The write-down warnings continue as ASX-listed companies soften up investors for bad news ahead of the formal June 30 full year and half year reporting season in August.
Three companies yesterday revealed multi-million dollar reductions in the carrying value of their key assets as impairment tests triggered the moves.
They won’t be the last. Media companies such as News Corp, Seven West Media, Southern Cross Austero and Nine Entertainment have either revealed write-downs already, or warned that they are coming.
Qantas has warned its write-downs of at least $2.8 billion for the year to June 30, Virgin Australia will have massive cuts, while Air NZ has made a cut of $NZ450 million in the value of some of its airliners.
The big banks plus the likes of Bendigo and Adelaide and Bank of Queensland have already revealed write down and provisions for possible business and housing loan losses of around $5 billion in total.
Oil Search yesterday warned of a multi-million-dollar asset impairment charge in an update to the ASX.
The company warned the non-cash impairment charge would be between $A517 million ($US360 million) and $A575 million ($US400 million), as the global recession, lockdowns, and the spreading impact of the COVID-19 pandemic slashed demand for oil and gas and prices.
A strategic review found that a number of assets in PNG were now of low priority either due to lower prospectivity or less than optimum project economics, Oil Search said.
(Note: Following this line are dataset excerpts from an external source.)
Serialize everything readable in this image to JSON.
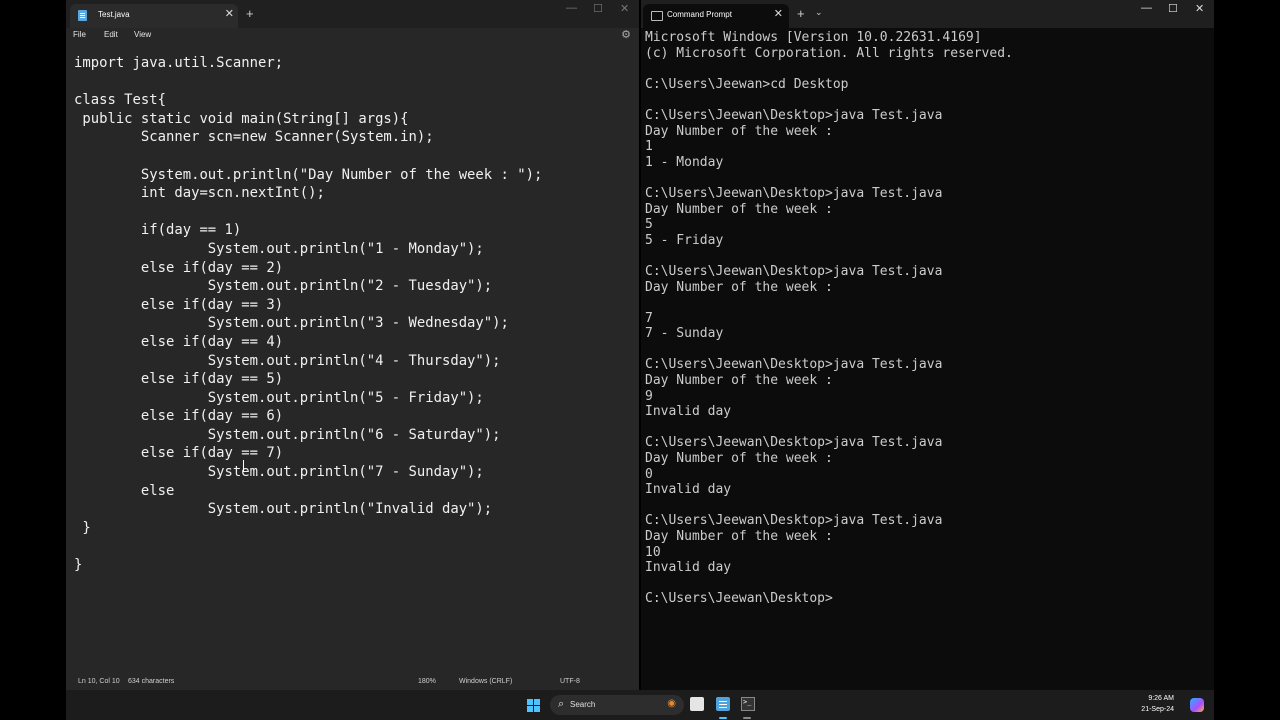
{
  "notepad": {
    "tab_title": "Test.java",
    "menu": [
      "File",
      "Edit",
      "View"
    ],
    "code_lines": [
      "import java.util.Scanner;",
      "",
      "class Test{",
      " public static void main(String[] args){",
      "        Scanner scn=new Scanner(System.in);",
      "",
      "        System.out.println(\"Day Number of the week : \");",
      "        int day=scn.nextInt();",
      "",
      "        if(day == 1)",
      "                System.out.println(\"1 - Monday\");",
      "        else if(day == 2)",
      "                System.out.println(\"2 - Tuesday\");",
      "        else if(day == 3)",
      "                System.out.println(\"3 - Wednesday\");",
      "        else if(day == 4)",
      "                System.out.println(\"4 - Thursday\");",
      "        else if(day == 5)",
      "                System.out.println(\"5 - Friday\");",
      "        else if(day == 6)",
      "                System.out.println(\"6 - Saturday\");",
      "        else if(day == 7)",
      "                System.out.println(\"7 - Sunday\");",
      "        else",
      "                System.out.println(\"Invalid day\");",
      " }",
      "",
      "}"
    ],
    "status": {
      "position": "Ln 10, Col 10",
      "characters": "634 characters",
      "zoom": "180%",
      "line_ending": "Windows (CRLF)",
      "encoding": "UTF-8"
    }
  },
  "terminal": {
    "tab_title": "Command Prompt",
    "output_lines": [
      "Microsoft Windows [Version 10.0.22631.4169]",
      "(c) Microsoft Corporation. All rights reserved.",
      "",
      "C:\\Users\\Jeewan>cd Desktop",
      "",
      "C:\\Users\\Jeewan\\Desktop>java Test.java",
      "Day Number of the week :",
      "1",
      "1 - Monday",
      "",
      "C:\\Users\\Jeewan\\Desktop>java Test.java",
      "Day Number of the week :",
      "5",
      "5 - Friday",
      "",
      "C:\\Users\\Jeewan\\Desktop>java Test.java",
      "Day Number of the week :",
      "",
      "7",
      "7 - Sunday",
      "",
      "C:\\Users\\Jeewan\\Desktop>java Test.java",
      "Day Number of the week :",
      "9",
      "Invalid day",
      "",
      "C:\\Users\\Jeewan\\Desktop>java Test.java",
      "Day Number of the week :",
      "0",
      "Invalid day",
      "",
      "C:\\Users\\Jeewan\\Desktop>java Test.java",
      "Day Number of the week :",
      "10",
      "Invalid day",
      "",
      "C:\\Users\\Jeewan\\Desktop>"
    ]
  },
  "taskbar": {
    "search_label": "Search",
    "time": "9:26 AM",
    "date": "21-Sep-24"
  },
  "icons": {
    "notepad_tab": "notepad-icon",
    "terminal_tab": "terminal-icon",
    "start": "windows-start-icon",
    "search": "search-icon",
    "settings": "gear-icon"
  },
  "colors": {
    "notepad_bg": "#272727",
    "terminal_bg": "#0c0c0c",
    "accent": "#4cc2ff"
  }
}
As a result, would not be currently pursued.
The impairment charge comes ahead of the group’s interim results which are scheduled to be released on August 25. The company has already cut 550 jobs across its businesses in PNG, the US, and Australia in the wake of the strategic review.
Oil Search said the writedowns were largely related to exploration activities in Papua New Guinea and Alaska.
“A number of exploration and evaluation assets in PNG have been identified as being of reduced priority due to lower prospectivity or sub-optimal economics,” the company said in an update to the ASX.
“As there is no current intention to pursue activities on these assets, the full value of these exploration assets is expected to be written down.”
The suspension of mining activities at its Porgera Project due to ongoing gas supply uncertainties has resulted in its gas to electricity endeavors to be fully impaired at the site.
Oil Search said it expects the impairment charge not to impact the group’s cash earnings and outflow.
The news saw the shares fall 2% to $42.94.